The more I think about it, the more I feel like the importance of it is entirely divorced from the specifics of its content. For how extreme it was at the time, I don’t know that it makes much of statement, Trent would be involved with a far clearer and more cogent statement on how we relate to mass murderers via their depictions in the media with his work on Natural Born Killers a few years later. It’s a nice corollary to the Rolling Stones’ Cocksucker Blues and the KLF’s White Room movie, their obscurity in the otherwise very public record of their subjects is what makes them interesting. Having them available to see at any time in the comfort of our own homes neutralizes that to a degree, which is unavoidable but still a bit of a shame. Now that the veil has been lifted, what importance will Broken continue to have in the grander scheme of NIN’s history?

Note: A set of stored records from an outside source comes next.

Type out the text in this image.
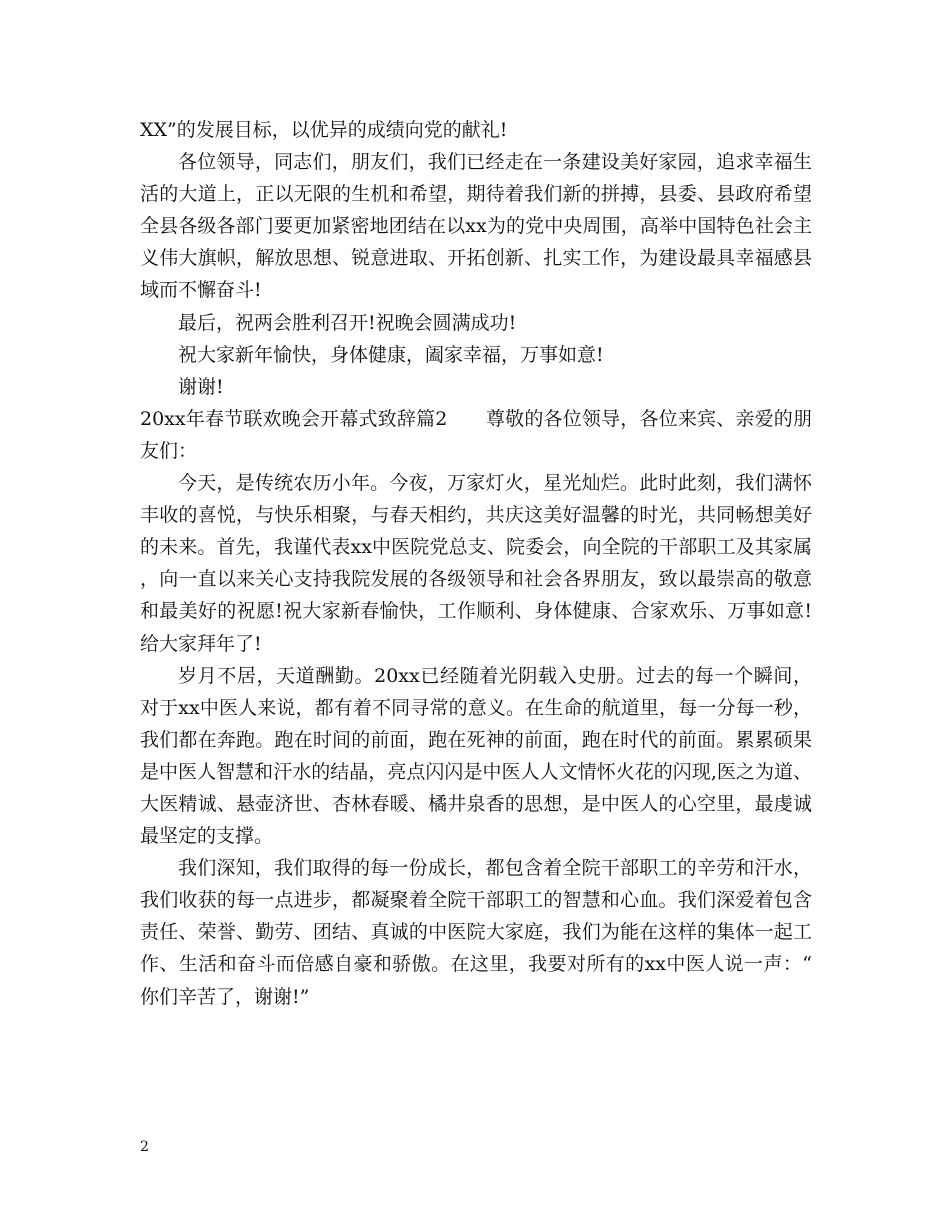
XX”的发展目标，以优异的成绩向党的献礼!

各位领导，同志们，朋友们，我们已经走在一条建设美好家园，追求幸福生活的大道上，正以无限的生机和希望，期待着我们新的拼搏，县委、县政府希望全县各级各部门要更加紧密地团结在以xx为的党中央周围，高举中国特色社会主义伟大旗帜，解放思想、锐意进取、开拓创新、扎实工作，为建设最具幸福感县域而不懈奋斗!

最后，祝两会胜利召开!祝晚会圆满成功!

祝大家新年愉快，身体健康，阖家幸福，万事如意!

谢谢!

20xx年春节联欢晚会开幕式致辞篇2　　尊敬的各位领导，各位来宾、亲爱的朋友们：

今天，是传统农历小年。今夜，万家灯火，星光灿烂。此时此刻，我们满怀丰收的喜悦，与快乐相聚，与春天相约，共庆这美好温馨的时光，共同畅想美好的未来。首先，我谨代表xx中医院党总支、院委会，向全院的干部职工及其家属，向一直以来关心支持我院发展的各级领导和社会各界朋友，致以最崇高的敬意和最美好的祝愿!祝大家新春愉快，工作顺利、身体健康、合家欢乐、万事如意!给大家拜年了!

岁月不居，天道酬勤。20xx已经随着光阴载入史册。过去的每一个瞬间，对于xx中医人来说，都有着不同寻常的意义。在生命的航道里，每一分每一秒，我们都在奔跑。跑在时间的前面，跑在死神的前面，跑在时代的前面。累累硕果是中医人智慧和汗水的结晶，亮点闪闪是中医人人文情怀火花的闪现,医之为道、大医精诚、悬壶济世、杏林春暖、橘井泉香的思想，是中医人的心空里，最虔诚最坚定的支撑。

我们深知，我们取得的每一份成长，都包含着全院干部职工的辛劳和汗水，我们收获的每一点进步，都凝聚着全院干部职工的智慧和心血。我们深爱着包含责任、荣誉、勤劳、团结、真诚的中医院大家庭，我们为能在这样的集体一起工作、生活和奋斗而倍感自豪和骄傲。在这里，我要对所有的xx中医人说一声：“你们辛苦了，谢谢!”

2
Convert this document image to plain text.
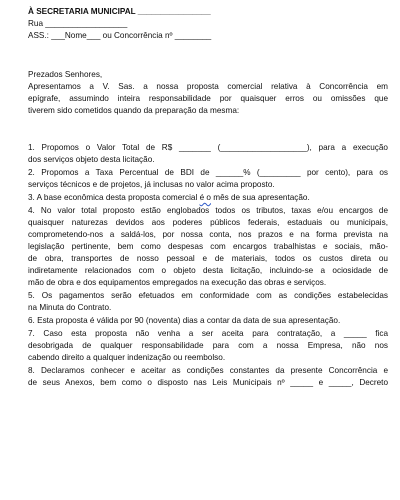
À SECRETARIA MUNICIPAL ________________
Rua __________________
ASS.: ___Nome___ ou Concorrência nº ________
Prezados Senhores,
Apresentamos a V. Sas. a nossa proposta comercial relativa à Concorrência em
epígrafe, assumindo inteira responsabilidade por quaisquer erros ou omissões que
tiverem sido cometidos quando da preparação da mesma:
1. Propomos o Valor Total de R$ _______ (___________________), para a execução
dos serviços objeto desta licitação.
2. Propomos a Taxa Percentual de BDI de ______% (_________ por cento), para os
serviços técnicos e de projetos, já inclusas no valor acima proposto.
3. A base econômica desta proposta comercial é o mês de sua apresentação.
4. No valor total proposto estão englobados todos os tributos, taxas e/ou encargos de
quaisquer naturezas devidos aos poderes públicos federais, estaduais ou municipais,
comprometendo-nos a saldá-los, por nossa conta, nos prazos e na forma prevista na
legislação pertinente, bem como despesas com encargos trabalhistas e sociais, mão-
de obra, transportes de nosso pessoal e de materiais, todos os custos direta ou
indiretamente relacionados com o objeto desta licitação, incluindo-se a ociosidade de
mão de obra e dos equipamentos empregados na execução das obras e serviços.
5. Os pagamentos serão efetuados em conformidade com as condições estabelecidas
na Minuta do Contrato.
6. Esta proposta é válida por 90 (noventa) dias a contar da data de sua apresentação.
7. Caso esta proposta não venha a ser aceita para contratação, a _____ fica
desobrigada de qualquer responsabilidade para com a nossa Empresa, não nos
cabendo direito a qualquer indenização ou reembolso.
8. Declaramos conhecer e aceitar as condições constantes da presente Concorrência e
de seus Anexos, bem como o disposto nas Leis Municipais nº _____ e _____, Decreto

Bruce: I think you’ve nicely synthesized the seeming schism between big bands and their obscure movies, so I won’t speak any further to that. As to Broken‘s future impact or legacy? I think at the very least it already serves as an excellent indication of the breadth of Trent’s work, insofar as it already feels like the work of a very, very, very different band from the one which, say, released an instrumental 36 track non-album, pioneering the pay-what-you-want/multi-tiered release format which we’ve come to take for granted (to paraphrase Virginia Slims, “you’ve come a long way, piggy”). That Broken is now there for younger, more casual NIN fans who maybe came on board for The Fragile or even Year Zero and want to dig back into the archives is important. Even if, like Trent’s old tourmates say, nothing’s shocking anymore, being able to get a sense of what was once shocking or transgressive about NIN has value.

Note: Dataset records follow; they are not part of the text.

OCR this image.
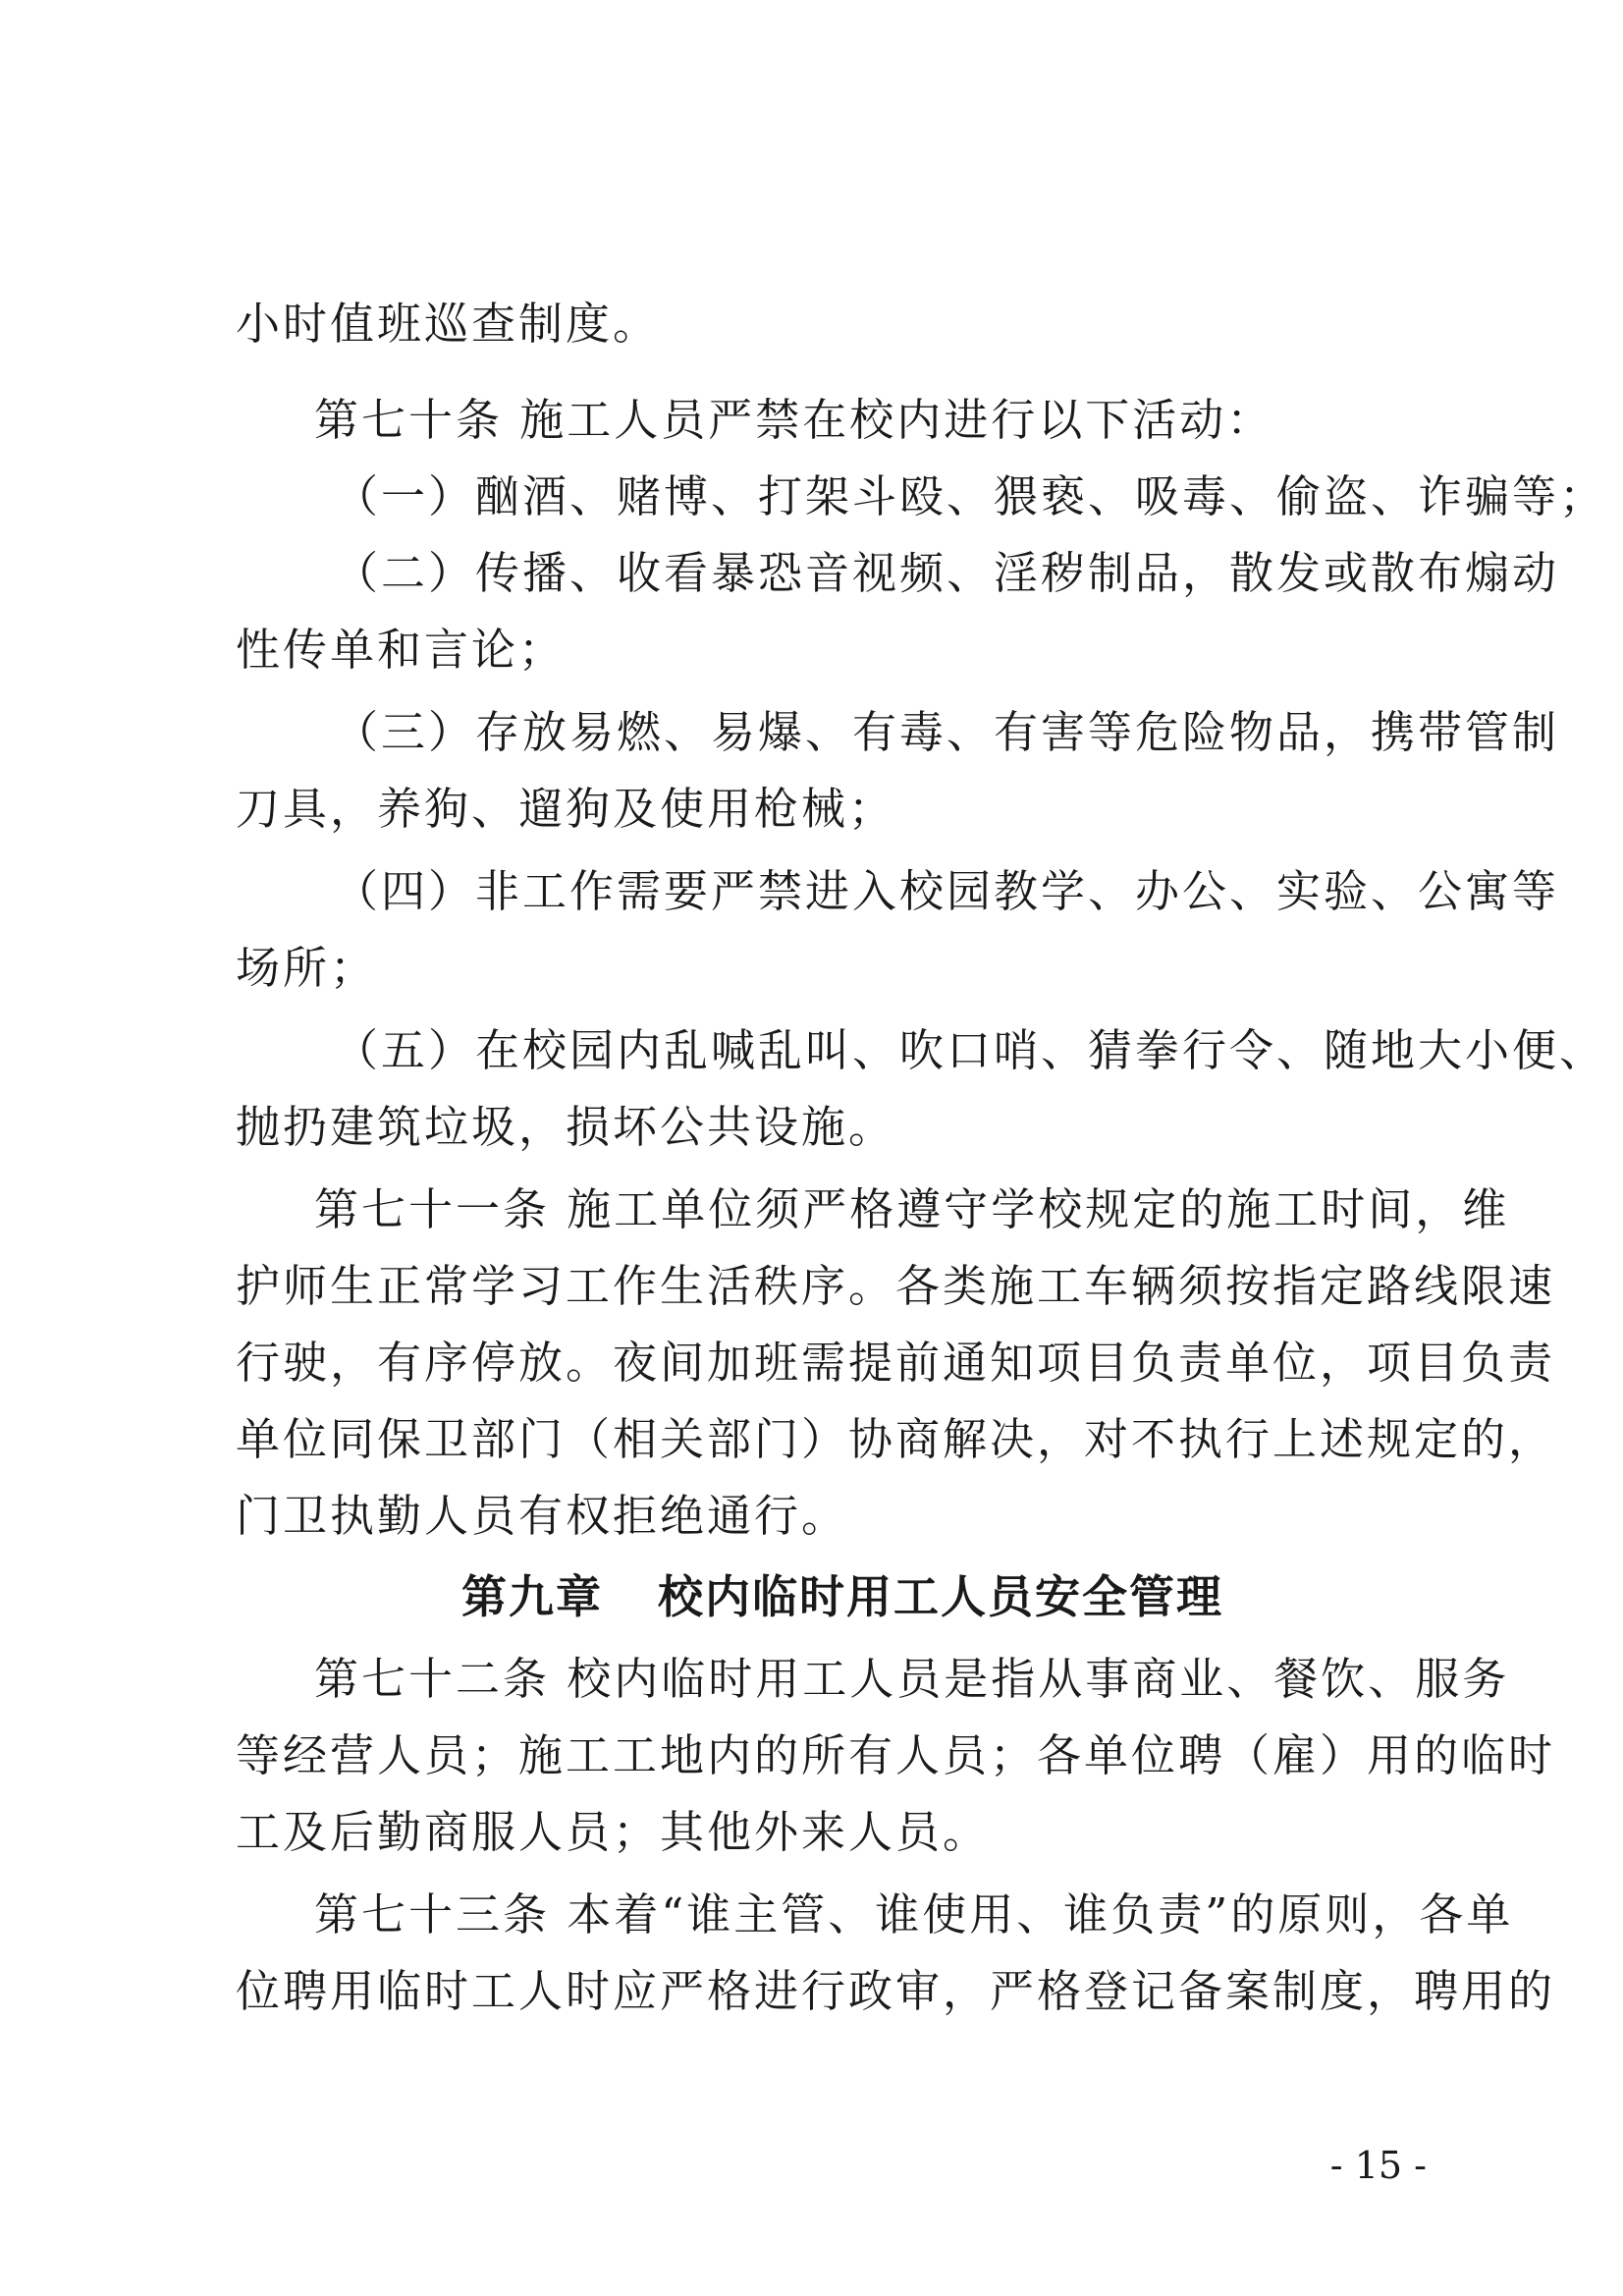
小时值班巡查制度。
第七十条 施工人员严禁在校内进行以下活动：
（一）酗酒、赌博、打架斗殴、猥亵、吸毒、偷盗、诈骗等；
（二）传播、收看暴恐音视频、淫秽制品，散发或散布煽动
性传单和言论；
（三）存放易燃、易爆、有毒、有害等危险物品，携带管制
刀具，养狗、遛狗及使用枪械；
（四）非工作需要严禁进入校园教学、办公、实验、公寓等
场所；
（五）在校园内乱喊乱叫、吹口哨、猜拳行令、随地大小便、
抛扔建筑垃圾，损坏公共设施。
第七十一条 施工单位须严格遵守学校规定的施工时间，维
护师生正常学习工作生活秩序。各类施工车辆须按指定路线限速
行驶，有序停放。夜间加班需提前通知项目负责单位，项目负责
单位同保卫部门（相关部门）协商解决，对不执行上述规定的，
门卫执勤人员有权拒绝通行。
第九章 校内临时用工人员安全管理
第七十二条 校内临时用工人员是指从事商业、餐饮、服务
等经营人员；施工工地内的所有人员；各单位聘（雇）用的临时
工及后勤商服人员；其他外来人员。
第七十三条 本着“谁主管、谁使用、谁负责”的原则，各单
位聘用临时工人时应严格进行政审，严格登记备案制度，聘用的
- 15 -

As for me, I do think that the majority of the thrill I got from seeing Broken in this context did come from a sense of nostalgia, both for that era of NIN and for the whole experience (which we’ve already discussed) of feretting out secret and underground material like this pre-Internet. Thankfully, with NIN’s reactivation waiting in the wings, we won’t have to wallow in that nostalgia for long. I can only hope that the new incarnation of NIN, whatever form and aesthetic it takes, is just that: new. Broken is now out there in the aether for those of us who want to revisit it from time to time. You can’t go home to the abattoir again, but you can still recall some of the fun you had there.